Following on from my blog post and making sure your file systems are part of a consistency group – so the data is consistent after a restart, the next question is
“how long will it take to fail over?”.
There are two areas you need to look at
- The time to detect and outage. This can be broken down into the time the active queue manager releases the lock, and the time taken for the release of the lock to be reflected to the standby system. You need to test and measure this time. For example you may need to adjust your network configuration.
- The time taken to restart the queue manager. There is an excellent blog post on this from Ant at IBM.
- The blog post talks about the rate at which clients can connect to MQ. Yes MQ can support 10,000 client connections. But if it takes a significant time to reconnect them all, you may want multiple queue managers, and have parallelism
- Avoid deep queues. In my time at IBM I saw many customers with thousands of messages on a queue with an age over 1 year old! You need to clean up the queue. Your applications team should have a process that runs perhaps once a day which cleans up all old messages. For example there was a getting application instance which timed out and terminated, then the reply arrived.

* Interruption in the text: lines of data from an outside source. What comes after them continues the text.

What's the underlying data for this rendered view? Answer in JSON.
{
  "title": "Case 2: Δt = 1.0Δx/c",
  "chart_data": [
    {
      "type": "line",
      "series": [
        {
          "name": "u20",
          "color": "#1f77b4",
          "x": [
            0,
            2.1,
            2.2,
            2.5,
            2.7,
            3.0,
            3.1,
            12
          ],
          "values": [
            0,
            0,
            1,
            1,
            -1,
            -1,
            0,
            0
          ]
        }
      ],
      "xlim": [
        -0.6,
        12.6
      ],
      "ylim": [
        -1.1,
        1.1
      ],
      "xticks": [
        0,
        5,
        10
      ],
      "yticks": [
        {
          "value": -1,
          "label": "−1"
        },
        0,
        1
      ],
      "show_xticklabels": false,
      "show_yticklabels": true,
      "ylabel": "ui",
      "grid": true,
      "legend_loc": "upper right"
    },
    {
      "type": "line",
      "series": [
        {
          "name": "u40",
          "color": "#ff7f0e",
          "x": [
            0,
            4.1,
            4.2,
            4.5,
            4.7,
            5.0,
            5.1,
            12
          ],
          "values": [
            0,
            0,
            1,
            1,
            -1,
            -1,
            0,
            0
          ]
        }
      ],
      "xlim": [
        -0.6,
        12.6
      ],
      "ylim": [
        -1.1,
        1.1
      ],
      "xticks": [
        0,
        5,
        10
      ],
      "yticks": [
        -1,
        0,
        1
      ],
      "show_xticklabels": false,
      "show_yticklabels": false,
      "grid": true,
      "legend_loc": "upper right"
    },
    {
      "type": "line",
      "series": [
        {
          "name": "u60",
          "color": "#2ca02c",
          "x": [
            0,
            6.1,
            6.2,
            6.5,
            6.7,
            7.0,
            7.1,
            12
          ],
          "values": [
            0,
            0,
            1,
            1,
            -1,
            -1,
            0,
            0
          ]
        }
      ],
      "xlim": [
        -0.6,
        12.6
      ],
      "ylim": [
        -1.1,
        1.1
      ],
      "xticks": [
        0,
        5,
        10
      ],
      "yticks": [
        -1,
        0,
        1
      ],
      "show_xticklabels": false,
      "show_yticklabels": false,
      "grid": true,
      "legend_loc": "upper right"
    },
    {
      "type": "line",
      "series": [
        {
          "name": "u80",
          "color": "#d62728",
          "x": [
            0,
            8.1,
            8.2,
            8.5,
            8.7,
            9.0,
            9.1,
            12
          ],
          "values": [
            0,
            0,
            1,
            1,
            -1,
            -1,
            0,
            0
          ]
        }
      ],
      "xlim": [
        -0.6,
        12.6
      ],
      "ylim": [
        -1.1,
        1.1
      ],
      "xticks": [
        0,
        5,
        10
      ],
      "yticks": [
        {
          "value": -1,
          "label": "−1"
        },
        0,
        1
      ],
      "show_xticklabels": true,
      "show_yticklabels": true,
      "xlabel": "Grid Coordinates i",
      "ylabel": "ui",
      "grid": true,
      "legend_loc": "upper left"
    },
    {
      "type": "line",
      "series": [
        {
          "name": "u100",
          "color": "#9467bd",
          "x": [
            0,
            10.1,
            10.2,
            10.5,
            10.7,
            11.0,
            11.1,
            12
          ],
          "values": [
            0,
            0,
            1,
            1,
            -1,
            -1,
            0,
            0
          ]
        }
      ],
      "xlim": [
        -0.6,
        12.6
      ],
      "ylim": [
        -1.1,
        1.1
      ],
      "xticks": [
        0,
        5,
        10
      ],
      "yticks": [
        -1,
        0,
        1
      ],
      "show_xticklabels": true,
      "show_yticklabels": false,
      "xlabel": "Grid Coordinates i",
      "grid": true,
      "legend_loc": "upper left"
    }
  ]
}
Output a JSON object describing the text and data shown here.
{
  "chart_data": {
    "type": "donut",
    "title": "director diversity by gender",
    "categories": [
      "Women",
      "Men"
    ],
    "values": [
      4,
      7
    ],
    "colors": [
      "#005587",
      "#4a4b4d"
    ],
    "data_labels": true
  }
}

- During normal running most of the IO is write – and this often goes into cache, so very fast. During recovery the IO is reading from disk which might be from rotating disks rather than solid state.
One lesson from this is you need to test the recover. You need to test a realistic scenario – take the worst case of number of connections, with peak throughput, and then pull the plug on the active system.
Another lesson is you need to do this regularly – for example monthly as configurations can change.